C’est en cela que la rectitude politique mérite quand on est à gauche qu’on s’arrête au phénomène qu’elle représente. Et cela, même si c’est la droite qui – pour des raisons qui lui sont propres – en a fait son cheval de bataille. Car, quel que soit le cadre théorique que l’on privilégie, il y a de bonnes raisons à gauche de vouloir s’en méfier, car elle ouvre la porte à de nouvelles formes de contrôle ou de désappropriation.
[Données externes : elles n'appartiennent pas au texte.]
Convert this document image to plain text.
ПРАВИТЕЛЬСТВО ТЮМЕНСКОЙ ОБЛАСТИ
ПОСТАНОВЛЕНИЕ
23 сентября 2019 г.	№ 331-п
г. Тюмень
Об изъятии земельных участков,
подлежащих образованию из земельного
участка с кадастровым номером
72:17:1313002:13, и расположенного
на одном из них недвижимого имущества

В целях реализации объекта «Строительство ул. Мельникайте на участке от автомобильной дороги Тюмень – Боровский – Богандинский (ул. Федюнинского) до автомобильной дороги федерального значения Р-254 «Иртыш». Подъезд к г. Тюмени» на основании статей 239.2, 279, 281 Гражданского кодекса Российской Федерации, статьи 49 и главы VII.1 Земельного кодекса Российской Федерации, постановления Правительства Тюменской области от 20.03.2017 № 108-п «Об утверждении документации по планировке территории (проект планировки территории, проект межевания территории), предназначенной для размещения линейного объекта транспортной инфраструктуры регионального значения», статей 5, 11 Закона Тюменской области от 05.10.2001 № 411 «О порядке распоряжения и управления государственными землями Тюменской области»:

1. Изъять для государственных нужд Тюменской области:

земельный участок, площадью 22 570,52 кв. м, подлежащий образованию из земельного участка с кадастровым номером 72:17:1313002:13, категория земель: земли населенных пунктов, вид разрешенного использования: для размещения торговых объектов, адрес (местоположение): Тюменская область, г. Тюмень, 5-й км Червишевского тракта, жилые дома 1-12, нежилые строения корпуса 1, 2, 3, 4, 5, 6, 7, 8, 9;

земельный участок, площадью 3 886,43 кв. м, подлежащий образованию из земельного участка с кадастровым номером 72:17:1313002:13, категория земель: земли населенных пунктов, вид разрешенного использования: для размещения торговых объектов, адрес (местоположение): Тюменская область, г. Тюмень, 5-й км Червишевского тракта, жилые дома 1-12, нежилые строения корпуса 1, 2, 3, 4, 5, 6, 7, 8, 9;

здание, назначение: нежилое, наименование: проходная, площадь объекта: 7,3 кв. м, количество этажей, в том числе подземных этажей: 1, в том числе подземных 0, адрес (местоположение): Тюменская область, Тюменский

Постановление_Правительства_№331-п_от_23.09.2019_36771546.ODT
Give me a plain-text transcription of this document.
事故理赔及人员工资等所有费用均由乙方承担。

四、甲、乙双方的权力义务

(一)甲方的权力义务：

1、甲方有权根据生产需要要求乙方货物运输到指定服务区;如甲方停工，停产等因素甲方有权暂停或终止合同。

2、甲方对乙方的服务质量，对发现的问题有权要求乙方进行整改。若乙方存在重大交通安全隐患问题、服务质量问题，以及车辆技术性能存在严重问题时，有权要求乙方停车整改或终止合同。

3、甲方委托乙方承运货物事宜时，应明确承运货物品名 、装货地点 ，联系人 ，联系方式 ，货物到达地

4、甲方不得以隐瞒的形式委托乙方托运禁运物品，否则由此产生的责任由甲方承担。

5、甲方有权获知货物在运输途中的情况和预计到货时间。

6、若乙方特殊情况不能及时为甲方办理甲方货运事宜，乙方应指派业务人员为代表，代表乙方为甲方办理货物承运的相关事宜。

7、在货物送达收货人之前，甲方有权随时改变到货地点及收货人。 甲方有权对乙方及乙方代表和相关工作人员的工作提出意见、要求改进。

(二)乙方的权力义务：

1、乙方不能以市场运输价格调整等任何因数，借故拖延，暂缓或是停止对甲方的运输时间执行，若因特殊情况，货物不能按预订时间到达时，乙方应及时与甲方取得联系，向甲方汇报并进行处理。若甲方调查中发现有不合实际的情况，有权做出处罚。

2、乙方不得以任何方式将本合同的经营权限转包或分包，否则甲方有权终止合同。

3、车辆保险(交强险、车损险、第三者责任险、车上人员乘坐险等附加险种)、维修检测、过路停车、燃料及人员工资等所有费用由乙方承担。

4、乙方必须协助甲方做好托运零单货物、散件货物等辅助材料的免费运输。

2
En effet, la rectitude politique finit par subvertir le champ du politique en y installant une approche moraliste qui, parce qu’elle interpelle d’abord et avant tout le seul individu, surdétermine tout jugement en la matière. Elle tend ainsi à cautionner de manière acritique un individualisme exacerbé prenant la forme « d’un individualisme sans individualité », débouchant – non pas, comme le veut la tradition de gauche, sur « une conjuration des égaux » – mais sur une « conjuration des égos ».

Il y a donc de bonnes raisons de vouloir s’en méfier, et surtout de chercher à y réfléchir sans se refuser à voir — anathèmes à la clef —  là où le bât blesse.